Justine Triet va al hueso del problema. Su principal virtud es obviar el lastre de un pasado que asomará progresivamente a lo largo de la historia, mayormente escenificada en el proceso judicial. Es decir, la caída es abrupta en varios sentidos. Uno de ellos es fáctico y se produce con el aparente suicidio de un hombre; otro es la agonía de un vínculo de amor. Después habrá otras caídas existenciales. El hombre en cuestión se llama Samuel Maleski, quien vive en una apartada cabaña en medio de los Alpes franceses con su mujer, Sandra, escritora, obsesionada con su trabajo y cuyas decisiones no se emparientan con las exigencias de una vida conyugal convencional. Ambos tienen un hijo cuya visión disminuida fue producto de un accidente, determinante para activar la culpa en el padre. Pocos minutos transcurren para dar lugar a la fatalidad y muchos estarán dedicados a ese teatro de máscaras llamado juicio. Como hay una larga tradición en torno a esto, la directora aporta algunos nuevos ingredientes que mucho hablan de la época que transitamos, por ejemplo, la invasión a la intimidad, utilizada como supuesto indicio relevante y que termina exponiendo los aspectos más crudos de la convivencia como carne para caníbales. Ya nada parece escapar a la mirada inquisitorial de los otros, independientemente de la verdad por develar. Este acaso sea el lado más siniestro de la cuestión. También es siniestro el giro que se produce acorde a la lógica y la demanda de espectáculo televisivo: es mucho más estimulante el relato de la mujer escritora asesina que el del accidente.

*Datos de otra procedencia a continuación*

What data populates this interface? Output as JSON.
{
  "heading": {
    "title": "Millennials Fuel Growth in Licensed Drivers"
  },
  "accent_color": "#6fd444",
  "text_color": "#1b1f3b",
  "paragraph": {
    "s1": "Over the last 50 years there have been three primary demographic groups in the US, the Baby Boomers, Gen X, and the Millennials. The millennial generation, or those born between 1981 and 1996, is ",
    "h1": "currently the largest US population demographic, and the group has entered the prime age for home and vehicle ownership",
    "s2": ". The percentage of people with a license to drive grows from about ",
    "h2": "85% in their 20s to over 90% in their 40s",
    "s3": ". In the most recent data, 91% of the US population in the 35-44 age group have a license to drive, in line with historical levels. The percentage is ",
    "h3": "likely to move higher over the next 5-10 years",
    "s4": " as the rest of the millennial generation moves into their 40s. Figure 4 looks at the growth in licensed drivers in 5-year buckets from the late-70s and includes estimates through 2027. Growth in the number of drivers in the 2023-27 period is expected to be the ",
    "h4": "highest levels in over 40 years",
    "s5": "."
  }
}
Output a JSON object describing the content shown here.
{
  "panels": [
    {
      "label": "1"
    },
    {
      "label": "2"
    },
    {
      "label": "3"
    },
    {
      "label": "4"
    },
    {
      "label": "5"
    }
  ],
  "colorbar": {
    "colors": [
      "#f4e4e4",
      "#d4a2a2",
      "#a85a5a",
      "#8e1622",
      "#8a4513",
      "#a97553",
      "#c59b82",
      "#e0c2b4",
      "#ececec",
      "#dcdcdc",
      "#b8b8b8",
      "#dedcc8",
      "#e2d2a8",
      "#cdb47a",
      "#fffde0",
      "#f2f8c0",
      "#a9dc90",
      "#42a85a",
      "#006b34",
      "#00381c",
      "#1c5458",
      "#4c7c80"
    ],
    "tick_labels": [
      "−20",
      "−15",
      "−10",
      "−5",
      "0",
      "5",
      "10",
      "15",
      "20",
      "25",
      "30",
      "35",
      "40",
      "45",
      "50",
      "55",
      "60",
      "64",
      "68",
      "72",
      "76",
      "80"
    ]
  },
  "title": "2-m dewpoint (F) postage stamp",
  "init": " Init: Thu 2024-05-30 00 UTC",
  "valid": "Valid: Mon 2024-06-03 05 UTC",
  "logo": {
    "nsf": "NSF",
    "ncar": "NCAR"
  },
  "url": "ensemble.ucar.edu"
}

Además, hay que destacar algunos momentos de legítima intensidad dramática dispersos en la abundancia verbal. En el transcurso de un desgarramiento constante, la película desnuda la vulnerabilidad de los integrantes del núcleo familiar y las partes que involucran al hijo son tan crudas como impactantes. El vuelo cinematográfico en las escenas con su perro, en medio de la nieve, otorgan un respiro y confirman que son el niño y su decisión los puntos culminantes de la trama.

Pero en términos generales, el esquema dramático repite una estructura que hemos visto infinidad de veces. El largo proceso es una sumatoria de padecimientos con fiscales villanos, abogados apacibles y testigos empantanados. Y lejos de generar una ambigüedad o de sostener la duda acerca de la posible culpabilidad de Sandra, la película se sostiene desde su punto de vista como una necesidad moral de acompañarla en su derrotero, lo cual vuelve todo más predecible y chato, a pesar de que al final se inste a pensar con su silencio que lo más importante ha quedado fuera de campo.

Un artefacto verbal de más de dos horas, una calculada disposición de palabras, son suficientes en los tiempos que corren para conferir seriedad y prestigio en festivales cada vez más conservadores.